Les éditions Glénat publient Kundan, de Luana Vergari et Emmanuel Civiello. Un récit en deux temps, de vengeance et de sang, partagé entre l’Inde et l’Angleterre.
L’histoire de Kundan débute sur une scène de massacre. En Inde, les prêtresses de la déesse Durga livrent une guerre totale aux vampires, exterminant jusqu’au dernier ces créatures de la nuit… ou presque. Un enfant échappe à l’anéantissement. Il est alors porteur d’une vengeance aussi patiente qu’implacable. Ce prologue, à la fois mystérieux et violent, ancre le récit dans un mythe fondateur. Vingt ans plus tard, la vengeance s’apprête à s’accomplir, mais dans un tout autre décor : les brumes sombres et inquiétantes du Londres de 1910.
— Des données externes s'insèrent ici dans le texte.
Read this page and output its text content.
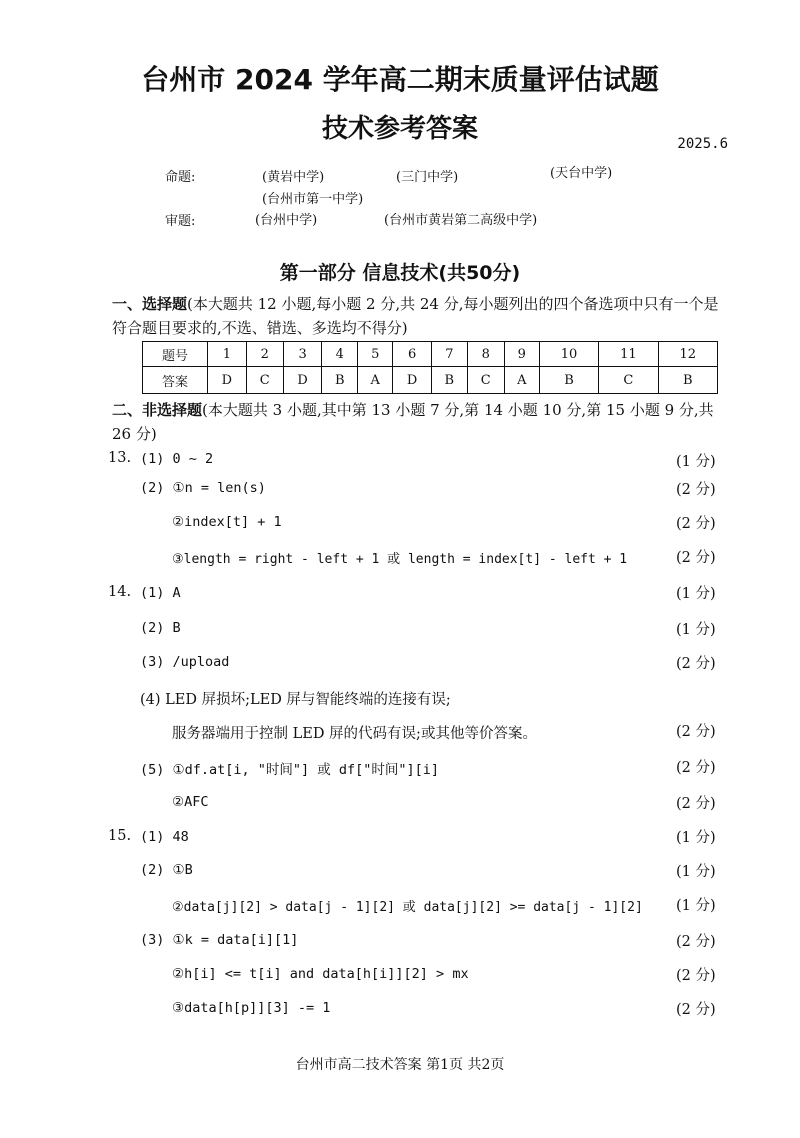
台州市 2024 学年高二期末质量评估试题
技术参考答案	2025.6
命题:	(黄岩中学)	(三门中学)	(天台中学)
(台州市第一中学)
审题:	(台州中学)	(台州市黄岩第二高级中学)
第一部分 信息技术(共50分)
一、选择题(本大题共 12 小题,每小题 2 分,共 24 分,每小题列出的四个备选项中只有一个是符合题目要求的,不选、错选、多选均不得分)
题号	1	2	3	4	5	6	7	8	9	10	11	12
答案	D	C	D	B	A	D	B	C	A	B	C	B
二、非选择题(本大题共 3 小题,其中第 13 小题 7 分,第 14 小题 10 分,第 15 小题 9 分,共 26 分)
13. (1) 0 ~ 2	(1 分)
(2) ①n = len(s)	(2 分)
②index[t] + 1	(2 分)
③length = right - left + 1 或 length = index[t] - left + 1	(2 分)
14. (1) A	(1 分)
(2) B	(1 分)
(3) /upload	(2 分)
(4) LED 屏损坏;LED 屏与智能终端的连接有误;
服务器端用于控制 LED 屏的代码有误;或其他等价答案。	(2 分)
(5) ①df.at[i, "时间"] 或 df["时间"][i]	(2 分)
②AFC	(2 分)
15. (1) 48	(1 分)
(2) ①B	(1 分)
②data[j][2] > data[j - 1][2] 或 data[j][2] >= data[j - 1][2] (1 分)
(3) ①k = data[i][1]	(2 分)
②h[i] <= t[i] and data[h[i]][2] > mx	(2 分)
③data[h[p]][3] -= 1	(2 分)
台州市高二技术答案 第1页 共2页
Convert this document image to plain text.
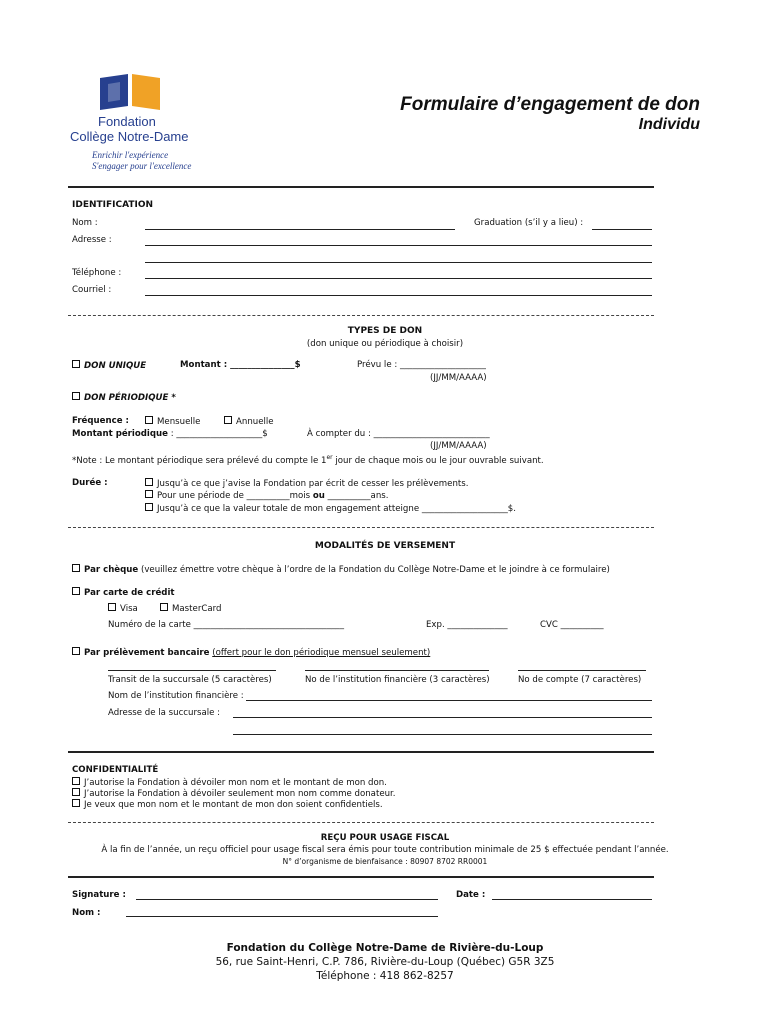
Fondation
Collège Notre-Dame
Enrichir l'expérience
S'engager pour l'excellence
Formulaire d’engagement de don
Individu
IDENTIFICATION
Nom :	Graduation (s’il y a lieu) :
Adresse :
Téléphone :
Courriel :
TYPES DE DON
(don unique ou périodique à choisir)
DON UNIQUE	Montant : _______________$	Prévu le : ____________________
(JJ/MM/AAAA)
DON PÉRIODIQUE *
Fréquence :	Mensuelle	Annuelle
Montant périodique : ____________________$	À compter du : ___________________________
(JJ/MM/AAAA)
*Note : Le montant périodique sera prélevé du compte le 1er jour de chaque mois ou le jour ouvrable suivant.
Durée :	Jusqu’à ce que j’avise la Fondation par écrit de cesser les prélèvements.
Pour une période de __________mois ou __________ans.
Jusqu’à ce que la valeur totale de mon engagement atteigne ____________________$.
MODALITÉS DE VERSEMENT
Par chèque (veuillez émettre votre chèque à l’ordre de la Fondation du Collège Notre-Dame et le joindre à ce formulaire)
Par carte de crédit
Visa	MasterCard
Numéro de la carte ___________________________________	Exp. ______________	CVC __________
Par prélèvement bancaire (offert pour le don périodique mensuel seulement)
Transit de la succursale (5 caractères)	No de l’institution financière (3 caractères)	No de compte (7 caractères)
Nom de l’institution financière :
Adresse de la succursale :
CONFIDENTIALITÉ
J’autorise la Fondation à dévoiler mon nom et le montant de mon don.
J’autorise la Fondation à dévoiler seulement mon nom comme donateur.
Je veux que mon nom et le montant de mon don soient confidentiels.
REÇU POUR USAGE FISCAL
À la fin de l’année, un reçu officiel pour usage fiscal sera émis pour toute contribution minimale de 25 $ effectuée pendant l’année.
N° d’organisme de bienfaisance : 80907 8702 RR0001
Signature :	Date :
Nom :
Fondation du Collège Notre-Dame de Rivière-du-Loup
56, rue Saint-Henri, C.P. 786, Rivière-du-Loup (Québec) G5R 3Z5
Téléphone : 418 862-8257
C’est dans une capitale anglaise suintant la peur que l’intrigue principale prend son essor. Un jeune garçon est retrouvé vidé de son sang, et le chef de la brigade de nuit, Lord Benedict, se lance dans une enquête aux implications bien plus terrifiantes qu’il ne l’imagine. Dès le départ, l’ombre d’un nouveau venu, Kundan, plane sur cette affaire sanglante. Ce dernier, prétendument recommandé par Sir Oliver, semble se trouver bien trop souvent à proximité des meurtres. Est-il un allié de confiance ou une menace tapie dans l’ombre ?
Les meurtres se succèdent, et la rumeur enfle : la population, fébrile, évoque tour à tour un tueur en série, un démon ou une sorcière. L’inquiétude grimpe d’autant plus qu’un vent de révolte souffle en Inde, menaçant l’empire colonial britannique. Chargé de pacifier la situation sur place, Lord Benedict demande à être accompagné de Kundan, loin de se douter qu’il transporte ainsi avec lui la source de la terreur londonienne vers une terre où le passé s’apprête à ressurgir.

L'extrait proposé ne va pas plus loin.